In any one day, the United States Post Office handles roughly 500 million pieces of mail. A trained postal worker can sort eight hundred letters an hour, but a machine reader can sort five hundred zipcoded letters a minute. It can also work for twenty-four hours a day, not eight. So, at least for zipcoded letters, a machine can work about a hundred times faster than human sorters. Further, a decade from now its speed will probably quadruple while theirs will stay the same.

By then, if America continues to prefer rapid postal service over continued postal worker employment, the Post Office may spend ten times as much money on automation as on new hires. Each automation dollar might be worth at least twenty dollars spent on employees. In 1991, the Post Office announced it would lay off almost fifty thousand employees by 1995 and replace them with machines---today's installment of an old story.

In 1846, Elias Howe, a Boston instrument maker, designed and built the first working model of a lockstitch sewing machine. Howe, nearly penniless at the time, had slaved for three years to build his machine. When it was finally finished, he gave a public showing where he decisively beat five seamstresses by sewing 250 stitches a minute. He and his partners then sat back and waited for the orders to roll in. There were none.

Boston's tailors gave many reasons: seamstresses would lose their livelihoods; the machine couldn't do everything a tailor could do; and it was expensive. Like the fifteenth-century scribes hearing of the printing press and the eighteenth-century weavers learning about the mechanical loom, these nineteenth-century tailors feared the machine would eat their jobs.
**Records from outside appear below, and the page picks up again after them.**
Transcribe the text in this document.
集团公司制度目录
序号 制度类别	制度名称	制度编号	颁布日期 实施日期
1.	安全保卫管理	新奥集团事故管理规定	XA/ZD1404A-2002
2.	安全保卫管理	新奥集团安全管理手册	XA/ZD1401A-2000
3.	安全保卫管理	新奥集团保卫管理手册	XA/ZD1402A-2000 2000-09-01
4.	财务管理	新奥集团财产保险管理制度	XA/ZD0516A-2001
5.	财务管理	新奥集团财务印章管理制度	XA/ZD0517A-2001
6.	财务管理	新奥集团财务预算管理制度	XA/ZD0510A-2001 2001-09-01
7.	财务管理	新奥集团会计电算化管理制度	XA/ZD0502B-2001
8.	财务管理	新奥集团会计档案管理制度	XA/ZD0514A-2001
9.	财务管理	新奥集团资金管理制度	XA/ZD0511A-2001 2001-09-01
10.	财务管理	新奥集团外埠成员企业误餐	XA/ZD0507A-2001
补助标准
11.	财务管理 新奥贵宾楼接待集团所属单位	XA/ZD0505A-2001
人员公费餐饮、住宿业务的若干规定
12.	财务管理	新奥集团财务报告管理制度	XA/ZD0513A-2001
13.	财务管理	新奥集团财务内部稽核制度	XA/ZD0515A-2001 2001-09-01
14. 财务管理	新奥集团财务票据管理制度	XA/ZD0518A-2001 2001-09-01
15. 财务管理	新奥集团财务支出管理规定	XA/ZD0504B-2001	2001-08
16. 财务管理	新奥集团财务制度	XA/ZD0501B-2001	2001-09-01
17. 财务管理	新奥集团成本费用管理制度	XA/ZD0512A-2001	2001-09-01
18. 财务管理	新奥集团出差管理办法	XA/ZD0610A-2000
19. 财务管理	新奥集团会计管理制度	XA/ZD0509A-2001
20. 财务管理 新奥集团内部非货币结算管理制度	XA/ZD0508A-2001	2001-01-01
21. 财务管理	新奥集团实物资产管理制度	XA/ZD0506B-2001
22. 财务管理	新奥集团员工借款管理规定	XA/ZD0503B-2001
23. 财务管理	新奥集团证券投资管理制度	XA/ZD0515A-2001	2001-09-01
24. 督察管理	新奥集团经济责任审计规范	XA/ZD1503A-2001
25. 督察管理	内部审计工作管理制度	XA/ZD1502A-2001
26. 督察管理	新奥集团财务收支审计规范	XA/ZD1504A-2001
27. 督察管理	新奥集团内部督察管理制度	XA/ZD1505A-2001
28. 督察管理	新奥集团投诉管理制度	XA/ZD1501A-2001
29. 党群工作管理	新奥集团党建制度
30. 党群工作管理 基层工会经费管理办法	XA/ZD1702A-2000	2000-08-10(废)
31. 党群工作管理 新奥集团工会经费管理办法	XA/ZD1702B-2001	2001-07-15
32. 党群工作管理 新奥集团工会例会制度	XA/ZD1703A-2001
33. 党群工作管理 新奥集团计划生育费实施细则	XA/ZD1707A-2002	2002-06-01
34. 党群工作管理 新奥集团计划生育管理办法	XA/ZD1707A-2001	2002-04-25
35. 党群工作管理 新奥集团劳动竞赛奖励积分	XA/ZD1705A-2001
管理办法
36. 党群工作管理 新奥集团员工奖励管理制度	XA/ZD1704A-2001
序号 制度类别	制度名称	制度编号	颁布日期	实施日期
They were right. For if one person and a machine can make more suits than fifty trained tailors can, what's a tailor for? But despite the reaction of Boston's tailors, when the sewing machine was introduced to Britain and America, huge newspaper headlines proclaimed it the greatest invention of the age. It became the first real domestic machine.

The early machines were complicated and frequently broke down. They were also overdesigned and overornamented in a misguided attempt to appeal to the sensibilities of nineteenth-century housewives. Simplification and improvement to make them cheaper, more reliable, and more durable took roughly forty years. Finally, near the turn of the century, sewing machines grew good enough and cheap enough for garment manufacturers, envious of the immense automation already evident in the textile industry, to introduce them onto the factory floor. Thus were born the first modern sweatshops.

Today, it's not just blue-collar workers---from garment workers to fish canners, from lumber mill workers to auto workers---who should be thinking about their job's future. The computer is a universal information manipulator. It can follow any procedure we can explain clearly enough. So, it is also rapidly changing many white-collar jobs. Nowadays, advanced nations have many more white-collar employees than blue-collar workers, just as they have many more blue-collar workers than farmers. Once upon a time, they had mostly farmers. But the steam engine fixed that.